I must now present my design objective that will make the unit work as an integrated unit……or so I truly hope!  My design goal is to be as stiff a frame as my VK-2, built by Velokraft.  Kamil’s design works the way it does because of not only the front stiffness (boom) but also the rear.  He achieves this by integrating the inherent torsional strength of the seat into the frame.  While my BC has adequate boom stiffness, the rear is lacking.  This design copies from Kamil’s in that the front is as deep and wide (the balsa blocks also add a great deal) but the rear seat will be a strength member as well.  Looking at the first PIC I have rigidly attached a carbon clad balsa block and bonded it to the rear frame stays which are tied together by the 1.622 X .061 inch carbon tube.  There is a quote somewhere in the Bible that says “What God has but together, let no man put asunder.”  I don’t even think God can put this asunder!  I put aluminum pins through the block and threaded it for 6 mm bolts, which I use to attach the seat.  I then strengthened the underside of the seat to help transfer torsion to the seat channels on both sides.  The front bracket is also shown and was reinforced in the same manner.  I will keep all appraised as to the successful results of my theory……or lack thereof (successful results)!

The two parts are joined here!  These PICS show form fit and function without the seat installed.

The bike completely together with all major components!
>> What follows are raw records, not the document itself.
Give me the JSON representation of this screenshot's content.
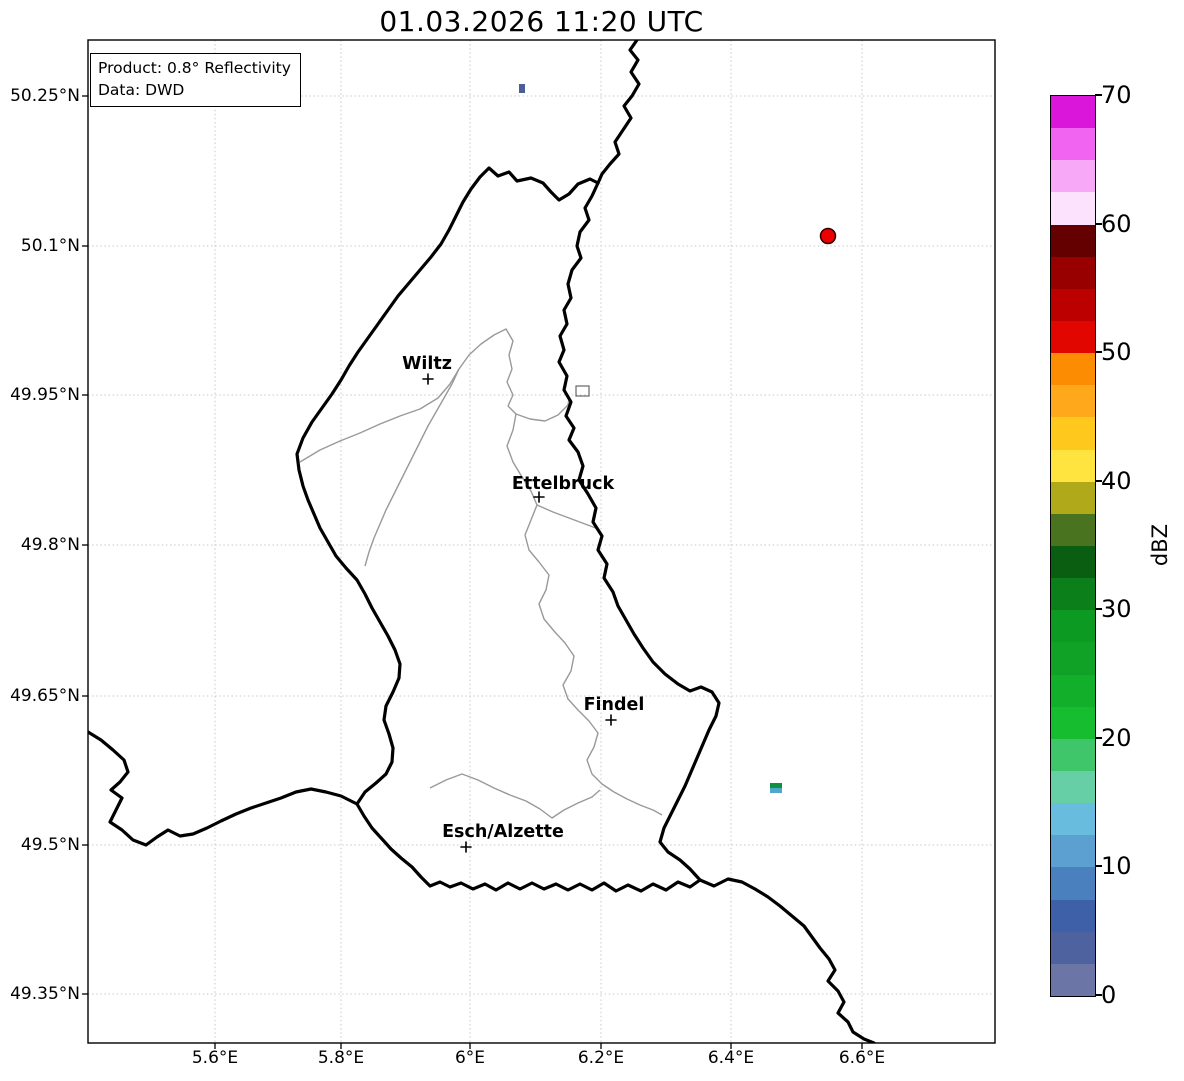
{
  "title": "01.03.2026 11:20 UTC",
  "info_box": {
    "line1": "Product: 0.8° Reflectivity",
    "line2": "Data: DWD"
  },
  "axes": {
    "x_tick_labels": [
      "5.6°E",
      "5.8°E",
      "6°E",
      "6.2°E",
      "6.4°E",
      "6.6°E"
    ],
    "y_tick_labels": [
      "50.25°N",
      "50.1°N",
      "49.95°N",
      "49.8°N",
      "49.65°N",
      "49.5°N",
      "49.35°N"
    ]
  },
  "cities": [
    {
      "name": "Wiltz"
    },
    {
      "name": "Ettelbruck"
    },
    {
      "name": "Findel"
    },
    {
      "name": "Esch/Alzette"
    }
  ],
  "colorbar": {
    "label": "dBZ",
    "tick_labels": [
      "0",
      "10",
      "20",
      "30",
      "40",
      "50",
      "60",
      "70"
    ],
    "unit_range": [
      0,
      70
    ],
    "colors": [
      "#6B76A6",
      "#4E62A0",
      "#3D60A8",
      "#4980BD",
      "#5C9FD1",
      "#68BCDD",
      "#66CFA6",
      "#3FC66B",
      "#16BD2E",
      "#12B02A",
      "#0FA226",
      "#0D9A23",
      "#0B7F1A",
      "#095E12",
      "#49731F",
      "#B0A91A",
      "#FFE33E",
      "#FFC81C",
      "#FFA81C",
      "#FC8D03",
      "#E10600",
      "#BC0000",
      "#980000",
      "#640000",
      "#FCE2FC",
      "#F7A8F7",
      "#F163F1",
      "#D916D9"
    ]
  },
  "radar_echoes": [
    {
      "shape": "dot",
      "color": "#EC0000",
      "edge": "#330000"
    },
    {
      "shape": "pixel",
      "color": "#4A5F99"
    },
    {
      "shape": "pixel-pair",
      "colors": [
        "#0E9140",
        "#4FA8CC"
      ]
    }
  ],
  "map_colors": {
    "country_border": "#000000",
    "district_border": "#999999",
    "gridline": "#c8c8c8"
  }
}
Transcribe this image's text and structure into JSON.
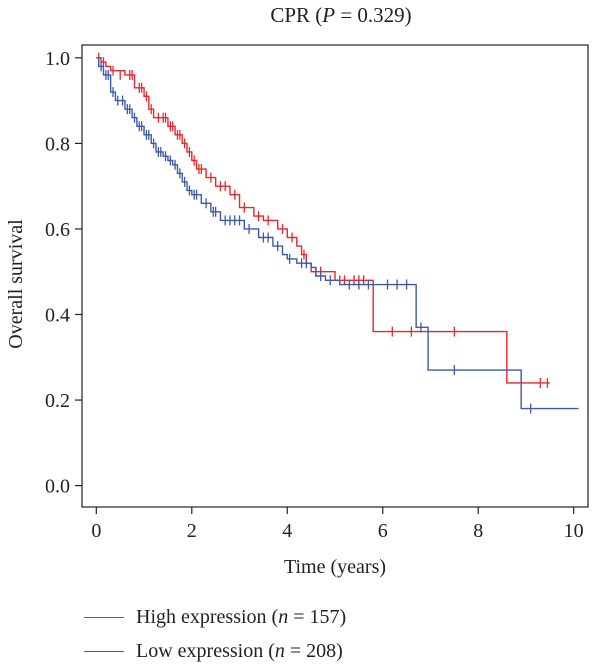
{
  "chart_data": {
    "type": "line",
    "title_prefix": "CPR (",
    "title_italic": "P",
    "title_suffix": " = 0.329)",
    "xlabel": "Time (years)",
    "ylabel": "Overall survival",
    "xlim": [
      -0.3,
      10.3
    ],
    "ylim": [
      -0.05,
      1.03
    ],
    "xticks": [
      "0",
      "2",
      "4",
      "6",
      "8",
      "10"
    ],
    "yticks": [
      "0.0",
      "0.2",
      "0.4",
      "0.6",
      "0.8",
      "1.0"
    ],
    "grid": false,
    "legend_position": "bottom-left",
    "series": [
      {
        "name_prefix": "High expression (",
        "name_italic": "n",
        "name_suffix": " = 157)",
        "color": "#e8262b",
        "steps": [
          [
            0,
            1.0
          ],
          [
            0.1,
            0.99
          ],
          [
            0.2,
            0.98
          ],
          [
            0.3,
            0.97
          ],
          [
            0.6,
            0.96
          ],
          [
            0.8,
            0.93
          ],
          [
            1.0,
            0.91
          ],
          [
            1.1,
            0.88
          ],
          [
            1.2,
            0.86
          ],
          [
            1.5,
            0.84
          ],
          [
            1.65,
            0.82
          ],
          [
            1.8,
            0.8
          ],
          [
            1.9,
            0.78
          ],
          [
            2.0,
            0.76
          ],
          [
            2.1,
            0.74
          ],
          [
            2.3,
            0.72
          ],
          [
            2.5,
            0.7
          ],
          [
            2.8,
            0.68
          ],
          [
            3.0,
            0.65
          ],
          [
            3.3,
            0.63
          ],
          [
            3.5,
            0.62
          ],
          [
            3.8,
            0.6
          ],
          [
            4.0,
            0.58
          ],
          [
            4.2,
            0.56
          ],
          [
            4.3,
            0.54
          ],
          [
            4.4,
            0.52
          ],
          [
            4.5,
            0.5
          ],
          [
            5.0,
            0.48
          ],
          [
            5.8,
            0.36
          ],
          [
            8.6,
            0.24
          ],
          [
            9.5,
            0.24
          ]
        ],
        "censor": [
          [
            0.05,
            1.0
          ],
          [
            0.15,
            0.99
          ],
          [
            0.35,
            0.97
          ],
          [
            0.5,
            0.96
          ],
          [
            0.7,
            0.96
          ],
          [
            0.75,
            0.96
          ],
          [
            0.9,
            0.93
          ],
          [
            0.95,
            0.93
          ],
          [
            1.05,
            0.91
          ],
          [
            1.15,
            0.88
          ],
          [
            1.3,
            0.86
          ],
          [
            1.4,
            0.86
          ],
          [
            1.45,
            0.86
          ],
          [
            1.55,
            0.84
          ],
          [
            1.6,
            0.84
          ],
          [
            1.7,
            0.82
          ],
          [
            1.75,
            0.82
          ],
          [
            1.85,
            0.8
          ],
          [
            1.95,
            0.78
          ],
          [
            2.05,
            0.76
          ],
          [
            2.15,
            0.74
          ],
          [
            2.2,
            0.74
          ],
          [
            2.4,
            0.72
          ],
          [
            2.6,
            0.7
          ],
          [
            2.7,
            0.7
          ],
          [
            2.9,
            0.68
          ],
          [
            3.1,
            0.65
          ],
          [
            3.4,
            0.63
          ],
          [
            3.6,
            0.62
          ],
          [
            3.9,
            0.6
          ],
          [
            4.1,
            0.58
          ],
          [
            4.35,
            0.54
          ],
          [
            4.6,
            0.5
          ],
          [
            4.7,
            0.5
          ],
          [
            5.1,
            0.48
          ],
          [
            5.2,
            0.48
          ],
          [
            5.4,
            0.48
          ],
          [
            5.5,
            0.48
          ],
          [
            5.6,
            0.48
          ],
          [
            6.2,
            0.36
          ],
          [
            6.6,
            0.36
          ],
          [
            7.5,
            0.36
          ],
          [
            9.3,
            0.24
          ],
          [
            9.45,
            0.24
          ]
        ]
      },
      {
        "name_prefix": "Low expression (",
        "name_italic": "n",
        "name_suffix": " = 208)",
        "color": "#3c5aa8",
        "steps": [
          [
            0,
            1.0
          ],
          [
            0.05,
            0.98
          ],
          [
            0.15,
            0.96
          ],
          [
            0.3,
            0.92
          ],
          [
            0.4,
            0.9
          ],
          [
            0.6,
            0.88
          ],
          [
            0.75,
            0.86
          ],
          [
            0.85,
            0.84
          ],
          [
            1.0,
            0.82
          ],
          [
            1.15,
            0.8
          ],
          [
            1.25,
            0.78
          ],
          [
            1.4,
            0.77
          ],
          [
            1.5,
            0.76
          ],
          [
            1.6,
            0.75
          ],
          [
            1.7,
            0.73
          ],
          [
            1.8,
            0.71
          ],
          [
            1.9,
            0.69
          ],
          [
            2.0,
            0.68
          ],
          [
            2.2,
            0.66
          ],
          [
            2.4,
            0.64
          ],
          [
            2.6,
            0.62
          ],
          [
            3.1,
            0.6
          ],
          [
            3.4,
            0.58
          ],
          [
            3.7,
            0.56
          ],
          [
            3.9,
            0.54
          ],
          [
            4.0,
            0.53
          ],
          [
            4.2,
            0.52
          ],
          [
            4.5,
            0.51
          ],
          [
            4.6,
            0.49
          ],
          [
            4.8,
            0.48
          ],
          [
            5.1,
            0.47
          ],
          [
            6.7,
            0.37
          ],
          [
            6.95,
            0.27
          ],
          [
            8.9,
            0.18
          ],
          [
            10.1,
            0.18
          ]
        ],
        "censor": [
          [
            0.1,
            0.98
          ],
          [
            0.2,
            0.96
          ],
          [
            0.25,
            0.96
          ],
          [
            0.35,
            0.92
          ],
          [
            0.45,
            0.9
          ],
          [
            0.55,
            0.9
          ],
          [
            0.65,
            0.88
          ],
          [
            0.7,
            0.88
          ],
          [
            0.8,
            0.86
          ],
          [
            0.9,
            0.84
          ],
          [
            0.95,
            0.84
          ],
          [
            1.05,
            0.82
          ],
          [
            1.1,
            0.82
          ],
          [
            1.2,
            0.8
          ],
          [
            1.3,
            0.78
          ],
          [
            1.35,
            0.78
          ],
          [
            1.45,
            0.77
          ],
          [
            1.55,
            0.76
          ],
          [
            1.65,
            0.75
          ],
          [
            1.75,
            0.73
          ],
          [
            1.85,
            0.71
          ],
          [
            1.95,
            0.69
          ],
          [
            2.05,
            0.68
          ],
          [
            2.1,
            0.68
          ],
          [
            2.3,
            0.66
          ],
          [
            2.45,
            0.64
          ],
          [
            2.5,
            0.64
          ],
          [
            2.7,
            0.62
          ],
          [
            2.8,
            0.62
          ],
          [
            2.9,
            0.62
          ],
          [
            3.0,
            0.62
          ],
          [
            3.2,
            0.6
          ],
          [
            3.5,
            0.58
          ],
          [
            3.6,
            0.58
          ],
          [
            3.8,
            0.56
          ],
          [
            4.05,
            0.53
          ],
          [
            4.3,
            0.52
          ],
          [
            4.4,
            0.52
          ],
          [
            4.7,
            0.49
          ],
          [
            4.9,
            0.48
          ],
          [
            5.3,
            0.47
          ],
          [
            5.5,
            0.47
          ],
          [
            5.7,
            0.47
          ],
          [
            6.1,
            0.47
          ],
          [
            6.3,
            0.47
          ],
          [
            6.5,
            0.47
          ],
          [
            6.8,
            0.37
          ],
          [
            7.5,
            0.27
          ],
          [
            9.1,
            0.18
          ]
        ]
      }
    ]
  }
}
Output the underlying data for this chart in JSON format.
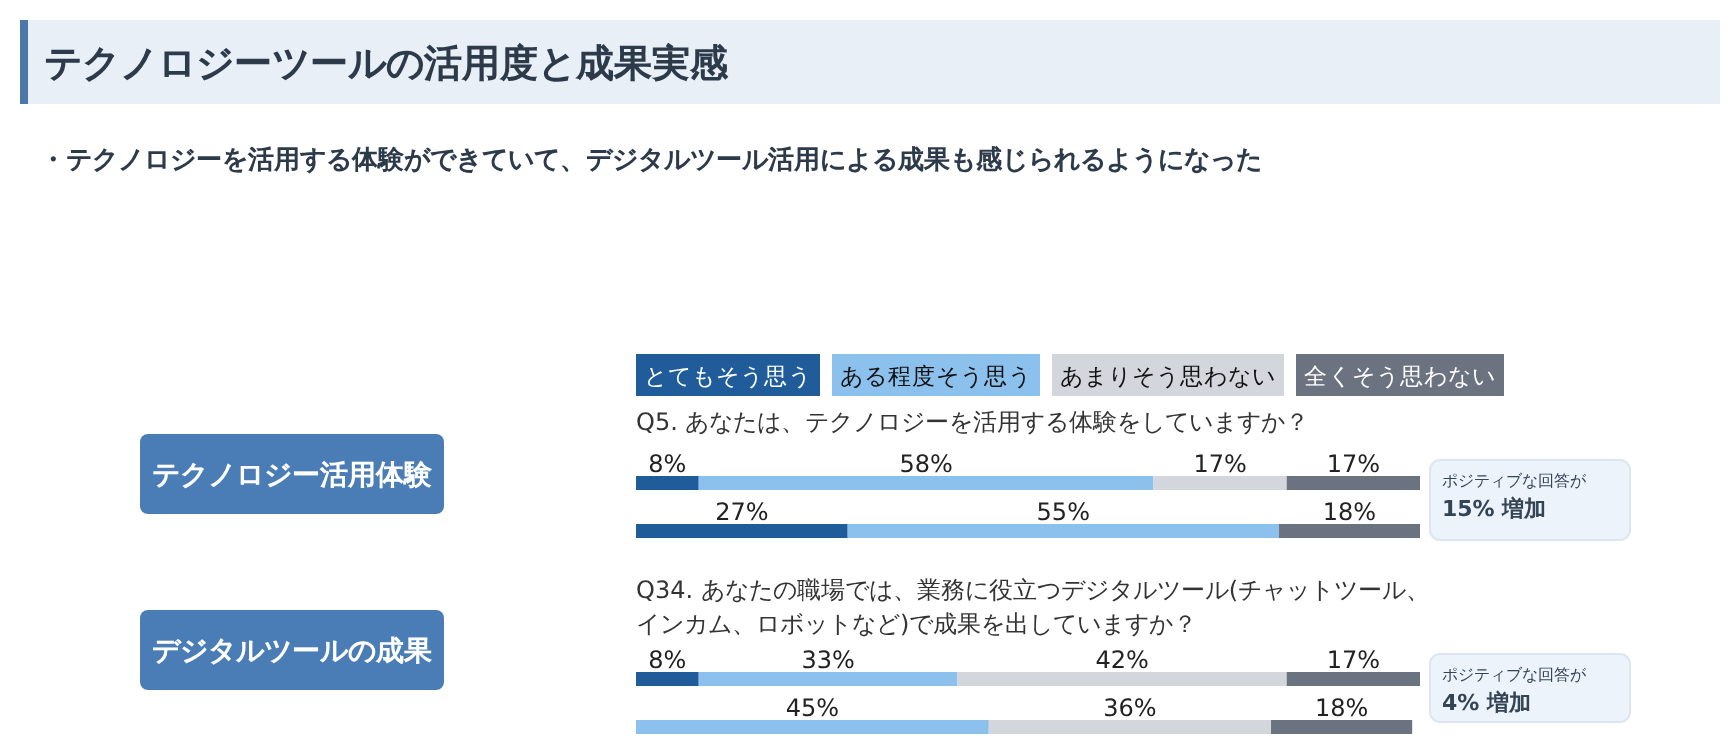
{
  "chart_data": [
    {
      "type": "bar",
      "orientation": "horizontal",
      "stacked": true,
      "legend": "top",
      "title": "Q5. あなたは、テクノロジーを活用する体験をしていますか？",
      "ylabel": "テクノロジー活用体験",
      "annotations": [
        "テクノロジーツールの活用度と成果実感",
        "・テクノロジーを活用する体験ができていて、デジタルツール活用による成果も感じられるようになった",
        "ポジティブな回答が\n15% 増加"
      ],
      "categories": [
        null,
        null
      ],
      "series": [
        {
          "name": "とてもそう思う",
          "color": "#1f5c99",
          "values": [
            8,
            27
          ],
          "value_labels": [
            "8%",
            "27%"
          ]
        },
        {
          "name": "ある程度そう思う",
          "color": "#8cc1ee",
          "values": [
            58,
            55
          ],
          "value_labels": [
            "58%",
            "55%"
          ]
        },
        {
          "name": "あまりそう思わない",
          "color": "#d3d6dd",
          "values": [
            17,
            null
          ],
          "value_labels": [
            "17%",
            null
          ]
        },
        {
          "name": "全くそう思わない",
          "color": "#6b7280",
          "values": [
            17,
            18
          ],
          "value_labels": [
            "17%",
            "18%"
          ]
        }
      ]
    },
    {
      "type": "bar",
      "orientation": "horizontal",
      "stacked": true,
      "title": "Q34. あなたの職場では、業務に役立つデジタルツール(チャットツール、インカム、ロボットなど)で成果を出していますか？",
      "ylabel": "デジタルツールの成果",
      "annotations": [
        "ポジティブな回答が\n4% 増加"
      ],
      "categories": [
        null,
        null
      ],
      "series": [
        {
          "color": "#1f5c99",
          "values": [
            8,
            null
          ],
          "value_labels": [
            "8%",
            null
          ]
        },
        {
          "color": "#8cc1ee",
          "values": [
            33,
            45
          ],
          "value_labels": [
            "33%",
            "45%"
          ]
        },
        {
          "color": "#d3d6dd",
          "values": [
            42,
            36
          ],
          "value_labels": [
            "42%",
            "36%"
          ]
        },
        {
          "color": "#6b7280",
          "values": [
            17,
            18
          ],
          "value_labels": [
            "17%",
            "18%"
          ]
        }
      ]
    }
  ]
}
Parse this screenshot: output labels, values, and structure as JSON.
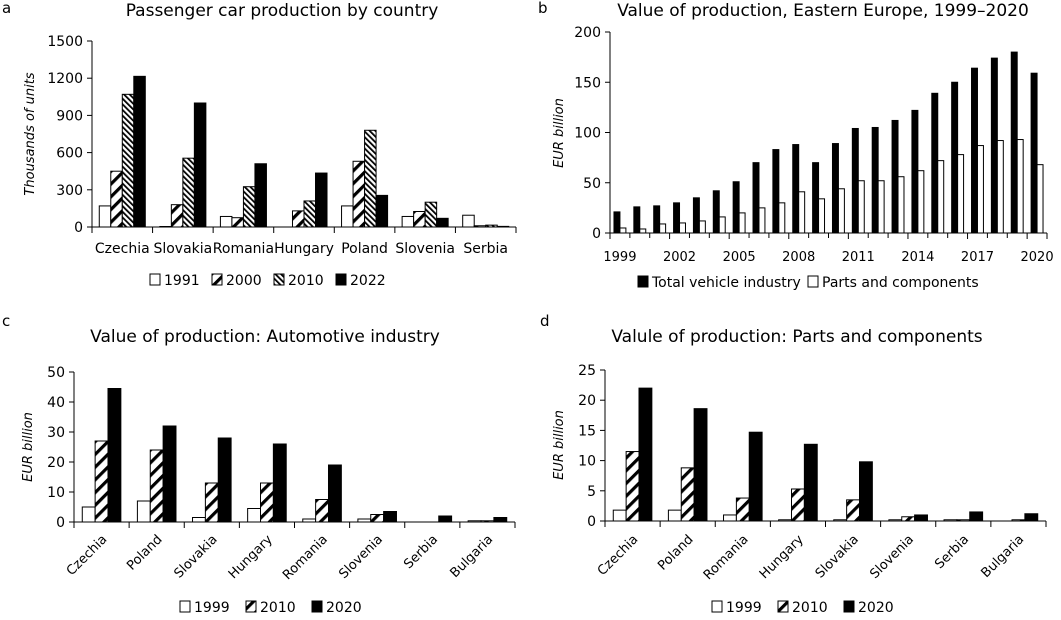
{
  "chart_data": [
    {
      "panel_label": "a",
      "type": "bar",
      "title": "Passenger car production by country",
      "xlabel": "",
      "ylabel": "Thousands of units",
      "ylim": [
        0,
        1500
      ],
      "yticks": [
        0,
        300,
        600,
        900,
        1200,
        1500
      ],
      "grid": false,
      "legend_position": "bottom",
      "categories": [
        "Czechia",
        "Slovakia",
        "Romania",
        "Hungary",
        "Poland",
        "Slovenia",
        "Serbia"
      ],
      "series": [
        {
          "name": "1991",
          "pattern": "white",
          "values": [
            170,
            4,
            85,
            0,
            170,
            85,
            95
          ]
        },
        {
          "name": "2000",
          "pattern": "wide-diagonal",
          "values": [
            450,
            180,
            75,
            130,
            530,
            125,
            10
          ]
        },
        {
          "name": "2010",
          "pattern": "dense-diagonal",
          "values": [
            1070,
            555,
            325,
            210,
            780,
            200,
            15
          ]
        },
        {
          "name": "2022",
          "pattern": "black",
          "values": [
            1215,
            1000,
            510,
            435,
            255,
            70,
            5
          ]
        }
      ]
    },
    {
      "panel_label": "b",
      "type": "bar",
      "title": "Value of production, Eastern Europe, 1999–2020",
      "xlabel": "",
      "ylabel": "EUR billion",
      "ylim": [
        0,
        200
      ],
      "yticks": [
        0,
        50,
        100,
        150,
        200
      ],
      "grid": false,
      "legend_position": "bottom",
      "categories": [
        "1999",
        "2000",
        "2001",
        "2002",
        "2003",
        "2004",
        "2005",
        "2006",
        "2007",
        "2008",
        "2009",
        "2010",
        "2011",
        "2012",
        "2013",
        "2014",
        "2015",
        "2016",
        "2017",
        "2018",
        "2019",
        "2020"
      ],
      "xtick_labels": [
        "1999",
        "2002",
        "2005",
        "2008",
        "2011",
        "2014",
        "2017",
        "2020"
      ],
      "series": [
        {
          "name": "Total vehicle industry",
          "pattern": "black",
          "values": [
            21,
            26,
            27,
            30,
            35,
            42,
            51,
            70,
            83,
            88,
            70,
            89,
            104,
            105,
            112,
            122,
            139,
            150,
            164,
            174,
            180,
            159
          ]
        },
        {
          "name": "Parts and components",
          "pattern": "white",
          "values": [
            5,
            4,
            9,
            10,
            12,
            16,
            20,
            25,
            30,
            41,
            34,
            44,
            52,
            52,
            56,
            62,
            72,
            78,
            87,
            92,
            93,
            68
          ]
        }
      ]
    },
    {
      "panel_label": "c",
      "type": "bar",
      "title": "Value of production: Automotive industry",
      "xlabel": "",
      "ylabel": "EUR billion",
      "ylim": [
        0,
        50
      ],
      "yticks": [
        0,
        10,
        20,
        30,
        40,
        50
      ],
      "grid": false,
      "legend_position": "bottom",
      "categories": [
        "Czechia",
        "Poland",
        "Slovakia",
        "Hungary",
        "Romania",
        "Slovenia",
        "Serbia",
        "Bulgaria"
      ],
      "series": [
        {
          "name": "1999",
          "pattern": "white",
          "values": [
            5,
            7,
            1.5,
            4.5,
            1,
            1,
            0,
            0.4
          ]
        },
        {
          "name": "2010",
          "pattern": "wide-diagonal",
          "values": [
            27,
            24,
            13,
            13,
            7.5,
            2.5,
            0,
            0.4
          ]
        },
        {
          "name": "2020",
          "pattern": "black",
          "values": [
            44.5,
            32,
            28,
            26,
            19,
            3.5,
            2,
            1.5
          ]
        }
      ]
    },
    {
      "panel_label": "d",
      "type": "bar",
      "title": "Valule of production: Parts and components",
      "xlabel": "",
      "ylabel": "EUR billion",
      "ylim": [
        0,
        25
      ],
      "yticks": [
        0,
        5,
        10,
        15,
        20,
        25
      ],
      "grid": false,
      "legend_position": "bottom",
      "categories": [
        "Czechia",
        "Poland",
        "Romania",
        "Hungary",
        "Slovakia",
        "Slovenia",
        "Serbia",
        "Bulgaria"
      ],
      "series": [
        {
          "name": "1999",
          "pattern": "white",
          "values": [
            1.8,
            1.8,
            1,
            0.2,
            0.2,
            0.2,
            0.2,
            0
          ]
        },
        {
          "name": "2010",
          "pattern": "wide-diagonal",
          "values": [
            11.5,
            8.8,
            3.8,
            5.3,
            3.5,
            0.7,
            0.2,
            0.2
          ]
        },
        {
          "name": "2020",
          "pattern": "black",
          "values": [
            22,
            18.6,
            14.7,
            12.7,
            9.8,
            1,
            1.5,
            1.2
          ]
        }
      ]
    }
  ]
}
As can be seen relative to a person (my webmaster/daughter in this case) this is not a small wheelbase compact frame.  This is a full size bike and the wheelbase will be somewhat over 50 inches.  No compromise was made to make it other than a real low rider.  When I am finished, I probably will have to reduce the boom by approximately 1-1 ½ inch to accommodate my leg size.  I plan to permanently bond it without it being adjustable.  The same non-adjustability goes for the seat angle.  It is what it is and I will live with it.

Now for weight!  My goal was to get as close to Kamil’s VK-2 weight as possible, which was 2500 grams (5.51 pounds).  The weight at this time is 2850 grams (6.28 pounds).  I overbuilt the front main frame, and I have no regrets.  This bike will be much stiffer than my BC, and time will tell if it compares to the VK-2.  As a relative comparison, it was a long time ago but I recall the weight of the original aluminum Optima Baron with seat (it had very heavy stainless steel seat mounts) was in the vicinity of 11 pounds.  The weight of the M5 CLR, frame only with integrated seat was approximately 9 ½ pounds.  The weight of my BC was at least 8 ½ pounds and the main reason I lost control is because I had it professionally painted at a body shop.  The present bike will not be painted.  I have put a few very light clear coats, and I may add another coat, but that is it.  The finish, while showing a few pinholes is good enough for show purposes.  I am sure the final weight when I add the pins to attach front and rear half will front seat bolt will be close to 6 ½ pounds, which is about 18 % greater than the VK -2, but I am still on target to get a final all up weight of low 20 pound range barring FWD stuff getting out of control.

A few last PICS of the frame parts!  Shown in the first 3 are of the individual main frame halves.  The last 2 are meant to show a possible storage configuration.  I have a few cases that I have researched, but it is premature to show them at this point.  I will choose as small a case as can house the components.  Keep in mind that an option I have is to take the seat off.  There are only 2 bolts and removal is not a problem.  At this point, I plan on leaving it on.  Removal of the fork is absolutely out of the question.  I have a few neat ideas planned for the handlebar assembly.  This, my fork choice and a whole lot more in my next update.